Rep. Beyer Rallies Dems With Call to Revive a New Activism

U.S. REP. DON BEYER spoke to a standing room only crowd about the aftermath of last month's presidential election in Shirlington Saturday morning. (Photo: News-Press)
U.S. REP. DON BEYER spoke to a standing room only crowd about the aftermath of last month’s presidential election in Shirlington Saturday morning. (Photo: News-Press)

U.S. Rep. Donald S. Beyer Jr., who represents the 8th District of Virginia that includes the City of Falls Church, told a standing room only audience of Democratic activists in Shirlington last weekend that they should not succumb to grief over their loss in the presidential election last month.

“There’s an old Chinese proverb that says if you get knocked down six times, you get up seven,” he said. “Unlike how the Republicans responded to President Obama’s victory, resolved to provide him a ‘failed presidency,’ we don’t take that approach. But wherever we find a President Trump to be wrong, and that may be most of the time, we need to fight as much as possible. Everyone must do what they can, including write, talk, tweet, send letters to the editor. Let your life be your argument. We must make sure he is a one-term president.”

Beyer praised what he saw as “so much energy” in the room. He said that the response he’s gotten since the election from everyone has been, “What can I do?”

Trump, he said, “needs to be accountable to every American,” adding that Democrats “must be open to Republicans now,” adding, “There are a lot of them who feel they no longer have a home. We should bring as many with us as possible.”

Another focus needs to be on the young, he said. “If the votes were only of Millennials and other young voters, it would have been a total blow out.”
He noted that while rural America voted 3-1 for Trump, “We really are the party for those without economic power.”

In addition to a Million Woman March being organized for D.C. on Jan. 21, he cited an event being organized for Wakefield High School in Arlington on the night of Martin Luther King Day, and also as important the elections next year, including for governor of Virginia.

He said GOP lawmakers will be “playing with fire” if they move to repeal Obama Care, with 22 million Americans now covered by it and as a result the lowest percentage of unpaid medical bills in history in the past year. “In history, it has always been difficult to give people freedom and then try to take it away from them.”

The event was a monthly Saturday morning gathering at the Bus Boys and Poets in Shirlington.

Next week, Rep. Beyer will appear at a roundtable hosted by the Northern Virginia Chamber of Commerce on Monday afternoon along with fellow regional Congressmen Gerry Connolly and Barbara Comstock.

Yesterday Beyer introduced the Wildlife Corridors Conservation Act of 2016 to begin reversing the tide of habitat loss and fragmentation for U.S. fish, wildlife, and plant species.

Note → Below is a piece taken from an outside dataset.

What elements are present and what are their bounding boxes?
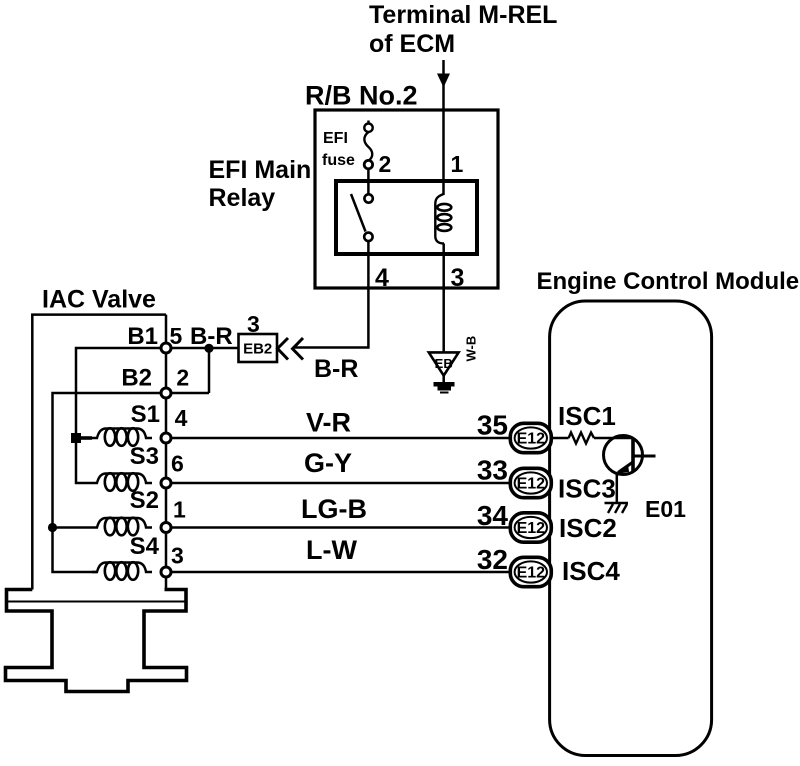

Wildlife corridors are stretches of habitat that allow species to move from one area of habitat to another for such purposes as accessing resources, establishing new territories, shifting ranges, promoting gene flow, and adapting to the impacts of a changing climate. Corridors have been successfully implemented around the world and throughout the U.S., yet current law provides limited requirements for land and water managers to address species’ connectivity needs.

“With roughly one in five animal and plant species in the U.S. at risk of extinction due to habitat loss and fragmentation, one of the simplest yet most effective things we can do is to provide them ample opportunity to move across lands and waters,” said Beyer in a statement that accompanied the announcement.

The Wildlife Corridors Conservation Act establishes a National Wildlife Corridors System to ensure that species are able to move between habitats less encumbered by obstacles.

The bill directs key Federal land and water management agencies to work with each other, as well as with States, tribes, local governments, and private landowners, to develop and manage national wildlife corridors in accordance with existing laws and the habitat connectivity needs of native species.